Ik ken de consequenties van een bevestigend antwoord. Ik zal moeten lijden zonder enige zeggenschap over vorm, inhoud, mate en duur ervan. Dat is nogal wat want ik weet hoe genadeloos hij kan zijn. Het idee dat ik hier en nu, zonder enige voorbereiding, uit mijn comfortabele leventje kan worden geplukt, boezemt me angst in.
Ik wil vanavond laat het slot van die detective zien en morgenochtend uitslapen. Ik heb de weekendbijlagen van de krant nog niet gelezen. Morgenavond heb ik afgesproken om lekker uit eten te gaan met mijn beste vriendin. Ik ben niet in staat mijn huidige levensstijl zomaar te laten varen.
Ik wil nog het bed verschonen, de koelkast vullen met de dingetjes waar hij van houdt.

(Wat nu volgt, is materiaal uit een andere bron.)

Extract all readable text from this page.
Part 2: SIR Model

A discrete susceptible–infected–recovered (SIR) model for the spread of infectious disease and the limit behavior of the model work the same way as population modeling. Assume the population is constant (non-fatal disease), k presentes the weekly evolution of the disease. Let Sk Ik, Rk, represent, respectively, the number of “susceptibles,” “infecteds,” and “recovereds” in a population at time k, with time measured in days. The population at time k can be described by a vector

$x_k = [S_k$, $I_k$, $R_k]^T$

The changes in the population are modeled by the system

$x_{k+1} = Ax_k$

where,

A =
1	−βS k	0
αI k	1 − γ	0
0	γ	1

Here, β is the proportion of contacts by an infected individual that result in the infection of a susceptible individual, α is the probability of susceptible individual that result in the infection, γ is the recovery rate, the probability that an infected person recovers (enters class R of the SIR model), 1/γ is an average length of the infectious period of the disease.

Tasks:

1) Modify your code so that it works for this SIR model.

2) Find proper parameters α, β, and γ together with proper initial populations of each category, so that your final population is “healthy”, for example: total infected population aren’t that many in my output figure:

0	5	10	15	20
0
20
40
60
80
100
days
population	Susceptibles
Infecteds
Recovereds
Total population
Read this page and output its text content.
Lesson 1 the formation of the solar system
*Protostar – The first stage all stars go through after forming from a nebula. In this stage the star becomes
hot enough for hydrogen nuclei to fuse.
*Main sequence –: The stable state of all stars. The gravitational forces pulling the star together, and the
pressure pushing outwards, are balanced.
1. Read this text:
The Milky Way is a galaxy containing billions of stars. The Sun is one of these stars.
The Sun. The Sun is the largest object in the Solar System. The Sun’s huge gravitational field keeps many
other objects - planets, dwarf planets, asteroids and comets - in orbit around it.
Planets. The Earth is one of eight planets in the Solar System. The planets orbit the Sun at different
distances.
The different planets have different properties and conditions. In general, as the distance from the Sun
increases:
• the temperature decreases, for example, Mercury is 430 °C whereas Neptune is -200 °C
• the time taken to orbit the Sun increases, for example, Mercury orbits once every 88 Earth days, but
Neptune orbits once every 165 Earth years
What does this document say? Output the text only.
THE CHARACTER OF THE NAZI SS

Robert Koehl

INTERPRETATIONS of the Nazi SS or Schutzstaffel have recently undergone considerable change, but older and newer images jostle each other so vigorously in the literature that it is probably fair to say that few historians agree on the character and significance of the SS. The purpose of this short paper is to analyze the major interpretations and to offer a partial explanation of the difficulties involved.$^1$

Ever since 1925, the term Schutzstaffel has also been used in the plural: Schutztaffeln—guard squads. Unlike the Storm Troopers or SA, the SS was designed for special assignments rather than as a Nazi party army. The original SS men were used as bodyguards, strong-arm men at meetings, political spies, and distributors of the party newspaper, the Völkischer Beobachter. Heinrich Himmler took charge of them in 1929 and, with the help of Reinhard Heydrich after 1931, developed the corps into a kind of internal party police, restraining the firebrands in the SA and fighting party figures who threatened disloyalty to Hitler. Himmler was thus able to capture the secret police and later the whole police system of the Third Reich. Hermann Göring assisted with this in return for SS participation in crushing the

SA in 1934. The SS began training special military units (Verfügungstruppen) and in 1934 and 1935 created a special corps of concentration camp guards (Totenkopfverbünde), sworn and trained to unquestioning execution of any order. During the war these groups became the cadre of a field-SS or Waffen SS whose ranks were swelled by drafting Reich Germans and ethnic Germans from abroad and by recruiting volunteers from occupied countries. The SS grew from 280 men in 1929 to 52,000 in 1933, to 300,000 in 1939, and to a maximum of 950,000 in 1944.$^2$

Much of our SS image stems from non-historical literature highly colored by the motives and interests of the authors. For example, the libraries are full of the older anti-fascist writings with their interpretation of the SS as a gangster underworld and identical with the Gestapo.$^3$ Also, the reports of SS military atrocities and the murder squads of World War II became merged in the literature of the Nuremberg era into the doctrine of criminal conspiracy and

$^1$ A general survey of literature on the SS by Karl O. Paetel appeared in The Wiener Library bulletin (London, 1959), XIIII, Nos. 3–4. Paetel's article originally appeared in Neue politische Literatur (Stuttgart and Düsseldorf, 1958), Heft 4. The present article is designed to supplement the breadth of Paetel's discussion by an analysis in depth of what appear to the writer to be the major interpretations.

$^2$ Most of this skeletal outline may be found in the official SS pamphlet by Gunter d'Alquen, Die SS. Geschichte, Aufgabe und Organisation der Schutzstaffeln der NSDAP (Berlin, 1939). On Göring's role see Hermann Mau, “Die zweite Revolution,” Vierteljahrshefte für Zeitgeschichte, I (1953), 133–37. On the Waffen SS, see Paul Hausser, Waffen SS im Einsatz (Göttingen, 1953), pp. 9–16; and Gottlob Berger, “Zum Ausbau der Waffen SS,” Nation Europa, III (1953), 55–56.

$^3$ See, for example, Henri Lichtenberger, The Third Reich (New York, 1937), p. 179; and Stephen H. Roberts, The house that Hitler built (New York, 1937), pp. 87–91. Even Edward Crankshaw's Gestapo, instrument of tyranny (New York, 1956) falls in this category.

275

Ik wil mijn vloeren gedweild hebben en het stof achter de boeken verwijderd. Het boek dat hij me aanried ligt onaangeroerd op tafel. Dat ene zwarte rokje past me niet meer en de Coopertest red ik niet. Maar dat is niet het ergste.
Erger is het dat ik pijn niet meer kan hanteren. Bij ieder ongemakje grijp ik gedachteloos naar de paracetamol en als die andere pijn, de smart van het gemis, te heftig wordt, schrijf ik mezelf maar een paar flinke borrels voor. Niet dat het helpt. Niets helpt. Slapen lukt niet meer. ‘Je moet wel slapen,’ mailt hij. ‘Slaap geeft je kracht om de volgende dag door te komen’. Leuk gezegd.
Geef me liever toestemming om geketend te slapen. Hele nachten denk ik aan zijn keten die ongebruikt onderin de kast ligt. Het lijkt wel of ik het iedere nacht meer mis – en hem. Waarom mag ik geen ketens dragen in zijn afwezigheid? Ik trek dit niet veel langer. Ik ben een slavin en een slavin hoort geketend te zijn. God, wat verlang ik ernaar staal te voelen op mijn blote lijf.
‘Kate, vertrouw je me?’
Ik ben me bewust van de consequenties van mijn antwoord. Ik kijk naar de telefoon en herlees de boodschap die ik heb ingetoetst. Een typefout is zo gemaakt. Maar nee, ik zie taal- noch spelfouten dus daarover kan hij niet vallen. Ik druk op “opties” en op “send”.